D’altro canto il fatto che nel novembre 2019 il comune di Roccaraso (dove i nazisti il 21 novembre 1943 uccisero 128 persone) abbia iscritto un’ipoteca da 1,7 milioni di euro su alcuni terreni di proprietà della Germania in provincia di Como, evidenzia come la questione rivesta un carattere di stretta attualità visto che la Germania dovrebbe risarcire ai paesi invasi e distrutti durante la Seconda guerra mondiale 100 miliardi di euro all’Italia e 300 miliardi alla Grecia senza contare gli Stati dell’ex Jugoslavia e del resto d’Europa.

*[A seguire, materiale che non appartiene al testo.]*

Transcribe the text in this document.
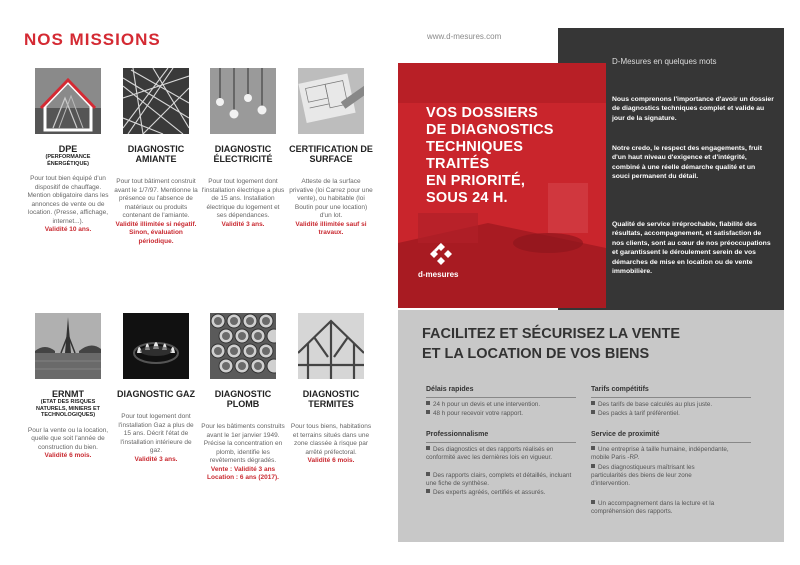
NOS MISSIONS
DPE
(PERFORMANCE ÉNERGÉTIQUE)
Pour tout bien équipé d'un dispositif de chauffage. Mention obligatoire dans les annonces de vente ou de location. (Presse, affichage, internet...).
Validité 10 ans.
DIAGNOSTIC AMIANTE
Pour tout bâtiment construit avant le 1/7/97. Mentionne la présence ou l'absence de matériaux ou produits contenant de l'amiante.
Validité illimitée si négatif. Sinon, évaluation périodique.
DIAGNOSTIC ÉLECTRICITÉ
Pour tout logement dont l'installation électrique a plus de 15 ans. Installation électrique du logement et ses dépendances.
Validité 3 ans.
CERTIFICATION DE SURFACE
Atteste de la surface privative (loi Carrez pour une vente), ou habitable (loi Boutin pour une location) d'un lot.
Validité illimitée sauf si travaux.
ERNMT
(ETAT DES RISQUES NATURELS, MINIERS ET TECHNOLOGIQUES)
Pour la vente ou la location, quelle que soit l'année de construction du bien.
Validité 6 mois.
DIAGNOSTIC GAZ
Pour tout logement dont l'installation Gaz a plus de 15 ans. Décrit l'état de l'installation intérieure de gaz.
Validité 3 ans.
DIAGNOSTIC PLOMB
Pour les bâtiments construits avant le 1er janvier 1949. Précise la concentration en plomb, identifie les revêtements dégradés.
Vente : Validité 3 ans Location : 6 ans (2017).
DIAGNOSTIC TERMITES
Pour tous biens, habitations et terrains situés dans une zone classée à risque par arrêté préfectoral.
Validité 6 mois.
www.d-mesures.com
VOS DOSSIERS
DE DIAGNOSTICS
TECHNIQUES
TRAITÉS
EN PRIORITÉ,
SOUS 24 H.
d-mesures
D-Mesures en quelques mots
Nous comprenons l'importance d'avoir un dossier de diagnostics techniques complet et valide au jour de la signature.
Notre credo, le respect des engagements, fruit d'un haut niveau d'exigence et d'intégrité, combiné à une réelle démarche qualité et un souci permanent du détail.
Qualité de service irréprochable, fiabilité des résultats, accompagnement, et satisfaction de nos clients, sont au cœur de nos préoccupations et garantissent le déroulement serein de vos démarches de mise en location ou de vente immobilière.
FACILITEZ ET SÉCURISEZ LA VENTE
ET LA LOCATION DE VOS BIENS
Délais rapides
24 h pour un devis et une intervention.
48 h pour recevoir votre rapport.
Tarifs compétitifs
Des tarifs de base calculés au plus juste.
Des packs à tarif préférentiel.
Professionnalisme
Des diagnostics et des rapports réalisés en conformité avec les dernières lois en vigueur.
Des rapports clairs, complets et détaillés, incluant une fiche de synthèse.
Des experts agréés, certifiés et assurés.
Service de proximité
Une entreprise à taille humaine, indépendante, mobile Paris -RP.
Des diagnostiqueurs maîtrisant les particularités des biens de leur zone d'intervention.
Un accompagnement dans la lecture et la compréhension des rapports.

Il motivo della reticenza dello Stato italiano nel sostegno dei familiari delle vittime risiede in un interesse materiale altrettanto significativo rispetto a quello tedesco: l’avvio dei risarcimenti da parte della Germania finirebbe inevitabilmente per coinvolgere anche l’Italia riguardo ai crimini di guerra, ed ai danni mai pagati, perpetrati dalle truppe del regio esercito e dalle milizie fasciste in Jugoslavia, Grecia, Albania, Russia, Francia, Libia, Etiopia.
Gli esiti della Seconda guerra mondiale ed il loro precipitato storico (Guerra Fredda, divisione bipolare del mondo e anticomunismo di Stato come misura strategica di ricostruzione post-bellica in occidente) determinarono le ragioni di fondo su cui poggiarono e fiorirono da un lato il silenzio sulle stragi nazifasciste simbolicamente rappresentato dalla vicenda dell’«armadio della vergogna» e dall’altro il falso mito degli «italiani brava gente» che costituì la narrazione ideologica cui sottese l’impunità per i crimini di guerra fascisti e per i criminali che li avevano compiuti ovvero la «mancata Norimberga italiana».

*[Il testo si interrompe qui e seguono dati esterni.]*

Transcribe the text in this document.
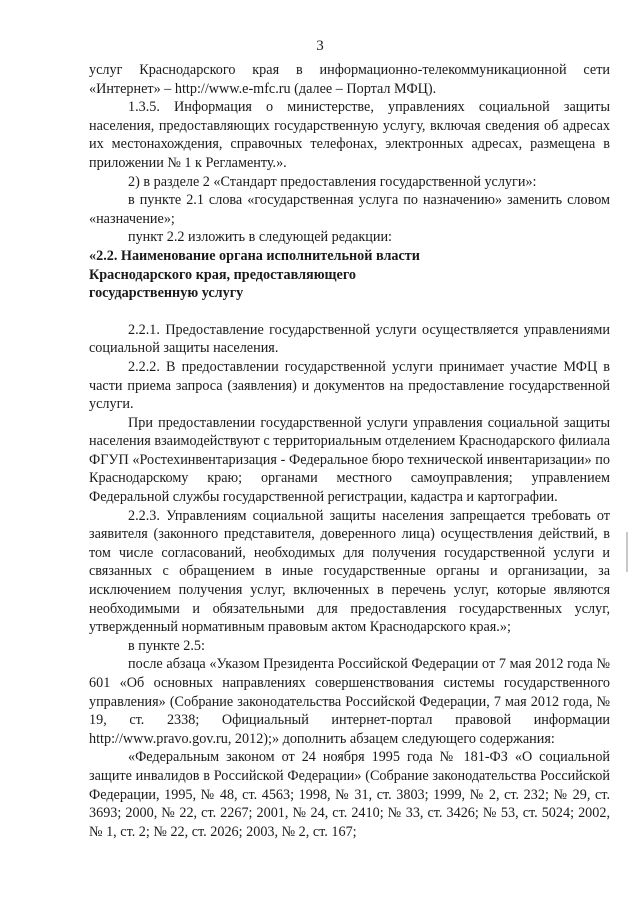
3

услуг Краснодарского края в информационно-телекоммуникационной сети «Интернет» – http://www.e-mfc.ru (далее – Портал МФЦ).

1.3.5. Информация о министерстве, управлениях социальной защиты населения, предоставляющих государственную услугу, включая сведения об адресах их местонахождения, справочных телефонах, электронных адресах, размещена в приложении № 1 к Регламенту.».

2) в разделе 2 «Стандарт предоставления государственной услуги»:

в пункте 2.1 слова «государственная услуга по назначению» заменить словом «назначение»;

пункт 2.2 изложить в следующей редакции:

«2.2. Наименование органа исполнительной власти

Краснодарского края, предоставляющего

государственную услугу

2.2.1. Предоставление государственной услуги осуществляется управлениями социальной защиты населения.

2.2.2. В предоставлении государственной услуги принимает участие МФЦ в части приема запроса (заявления) и документов на предоставление государственной услуги.

При предоставлении государственной услуги управления социальной защиты населения взаимодействуют с территориальным отделением Краснодарского филиала ФГУП «Ростехинвентаризация - Федеральное бюро технической инвентаризации» по Краснодарскому краю; органами местного самоуправления; управлением Федеральной службы государственной регистрации, кадастра и картографии.

2.2.3. Управлениям социальной защиты населения запрещается требовать от заявителя (законного представителя, доверенного лица) осуществления действий, в том числе согласований, необходимых для получения государственной услуги и связанных с обращением в иные государственные органы и организации, за исключением получения услуг, включенных в перечень услуг, которые являются необходимыми и обязательными для предоставления государственных услуг, утвержденный нормативным правовым актом Краснодарского края.»;

в пункте 2.5:

после абзаца «Указом Президента Российской Федерации от 7 мая 2012 года № 601 «Об основных направлениях совершенствования системы государственного управления» (Собрание законодательства Российской Федерации, 7 мая 2012 года, № 19, ст. 2338; Официальный интернет-портал правовой информации http://www.pravo.gov.ru, 2012);» дополнить абзацем следующего содержания:

«Федеральным законом от 24 ноября 1995 года № 181-ФЗ «О социальной защите инвалидов в Российской Федерации» (Собрание законодательства Российской Федерации, 1995, № 48, ст. 4563; 1998, № 31, ст. 3803; 1999, № 2, ст. 232; № 29, ст. 3693; 2000, № 22, ст. 2267; 2001, № 24, ст. 2410; № 33, ст. 3426; № 53, ст. 5024; 2002, № 1, ст. 2; № 22, ст. 2026; 2003, № 2, ст. 167;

In nome dell’anticomunismo di Stato l’Italia e la Germania ovest furono riarmate e reinserite nell’Alleanza Atlantica e l’impunità per i crimini di guerra divenne un fattore decisivo per la ricostruzione di eserciti e Stati che avrebbero dovuto svolgere un ruolo indispensabile lungo il confine che separava l’occidente dall’est sovietico.

Quei mancati conti con il passato sembrano continuare ad innervare la condotta politica dell’Europa del presente. Nella risoluzione «Importanza della memoria europea per il futuro dell’Europa» votata dal Parlamento di Bruxelles il 19 settembre 2019, di fatto, sono stati equiparati sotto l’egida del paradigma «totalitario» nazismo e comunismo ovvero vittime e carnefici; invasori e liberatori. Si compie in questo modo la torsione ultima del racconto del passato che se da un lato spiega il movente politico dell’impunità per i criminali nazifascisti e della «continuità dello Stato» dall’altro indica quale sia il compito di chi, al contrario di chi propugna il «populismo storico», intenda porsi dalla parte della Storia.